Before Katrina, all I knew about New Orleans was Bourbon Street clichés. Then I got mugged there and fell for a local boy and the glorious city itself.
By Sarah Hepola
Read more: Crime, Police, Love, New Orleans, Poverty, Romance, Life, Hurricane Katrina, Sarah Hepola
Reuters/Sean Gardner
Lucien Barbarin performs with the Preservation Hall Jazz Band to celebrate the reopening of New Orleans' legendary music hall in 2006.
Aug. 29, 2008 | Last Friday, I asked a friend to see the new Katrina documentary, "Trouble the Water," with me.
"Oooh," she said, a sound meant to telegraph temptation but which really meant that I had caught her off-guard. "That sounds really depressing."
I couldn't argue with her. A story about the colossal failures of our government and the needless suffering of others -- what, she had something better to do on a Friday night? Fine, whatever. I went by myself.
It's not as though I didn't understand. I understood all too well. And it's only through a bizarre set of circumstances that I came to be someone who would sit -- alone, tissues in hand -- in that theater in the first place.
Katrina hit New Orleans the week of my 31st birthday, the month I moved to New York City from Texas. When the levees collapsed, I was hung over from a small bash in my honor, and that afternoon, while I watched a "Project Runway" marathon, I occasionally flipped to the surreal parade of anguish that was CNN: a moldy mattress bobbing on the water, an old woman convulsing with grief. It's not that I didn't care. But I quickly began to feel as though I had "Katrina fatigue" before the term had even been coined.
My vague indifference stood in stark contrast to my insatiable hunger for news, any news, in the weeks following 9/11. But while 9/11 was a tragedy that seemed to strike us all -- who will they attack next? where are we safe now? -- Katrina felt like a catastrophe that was specifically someplace else. A place, frankly, I didn't know all that well.
I'd only been to New Orleans twice, quick jaunts through the French Quarter, and what I knew about the city was a bucketful of Cajun clichés. As benefit efforts erupted across the country, as Anderson Cooper grabbed us by the collar and shook us, as celebrities appeared misty-eyed on camera to wax eloquent about the cultural riches of a great American city, I felt a little, I don't know ... left out? Have you ever been at a funeral where you didn't really know the person, but you know you're supposed to grieve? That's what Katrina felt like to me. I'm pretty sure I gave money. There's a T-shirt around here somewhere.
A year after Katrina, I went to New Orleans for a wedding. A friend of mine had grown up there, and her love for the city was more abiding and unshakable than her accent. It turned out to be kind of a funny day. Because that afternoon, I accidentally wandered into a Ray Nagin reelection fundraiser. I met Mayor Nagin and flirted with his press secretary and drank free wine. And later that night, I was hit on the head with a gun and mugged in the French Quarter. And later than that, I fell in love with the detective on the case, and even later than that, I fell in love -- in deep, abiding, unshakable love -- with New Orleans.

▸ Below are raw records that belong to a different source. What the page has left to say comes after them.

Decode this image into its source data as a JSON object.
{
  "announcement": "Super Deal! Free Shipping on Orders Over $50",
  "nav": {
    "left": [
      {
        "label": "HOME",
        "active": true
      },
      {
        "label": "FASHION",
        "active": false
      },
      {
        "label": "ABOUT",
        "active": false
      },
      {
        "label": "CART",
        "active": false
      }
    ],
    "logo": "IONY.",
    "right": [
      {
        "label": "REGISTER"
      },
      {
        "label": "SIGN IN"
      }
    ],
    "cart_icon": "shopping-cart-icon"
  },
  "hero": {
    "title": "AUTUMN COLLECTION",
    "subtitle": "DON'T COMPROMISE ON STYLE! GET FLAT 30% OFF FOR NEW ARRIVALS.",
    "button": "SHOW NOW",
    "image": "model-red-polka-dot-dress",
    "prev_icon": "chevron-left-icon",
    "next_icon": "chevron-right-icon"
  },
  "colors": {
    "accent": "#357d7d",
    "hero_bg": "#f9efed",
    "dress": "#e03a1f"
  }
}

So, OK. I was mugged on Royal Street in the French Quarter around 1:30 a.m., walking back to my hotel. New Orleans is a city wracked by violence, but a year after the storm, armed robbery in the French Quarter indicated a chilling audacity. Post-catastrophe New Orleans doesn't want its tourists getting the idea that they can't come to the city, drink themselves into a blackout, and stumble back to their fancy hotel without some thug emerging from the alley, clobbering them over the head and stealing their adorable Dolly Parton tote bag. So maybe that's why my case got so much attention from the people dealing with it. Maybe it didn't get special attention at all. I never really knew.
All I know is that nearly a year later, I was able to identify the kid who mugged me, in a photo lineup after he'd been arrested on similar charges, and I was flown down to New Orleans for a pretrial motion. And it's at the trial that I met Nick, the detective on my case. (Well, technically, I met him the night I was mugged. But, in my defense, I had been pistol-whipped.)
"Come on," he said, escorting me from my miserable and lonely seat outside the courtroom where I waited to testify, "let me buy you a bad cup of coffee."
The story of how we hit it off, became friends and started corresponding -- first by e-mail, then by letters, then with phone calls that sometimes lasted until 3 a.m. or till someone's cellphone ran out of batteries -- is a story for another time. What is important now is that it was through Nick that I began to see a richer, lustier, sadder portrait of New Orleans than the Bourbon Street bacchanalia I had previously known.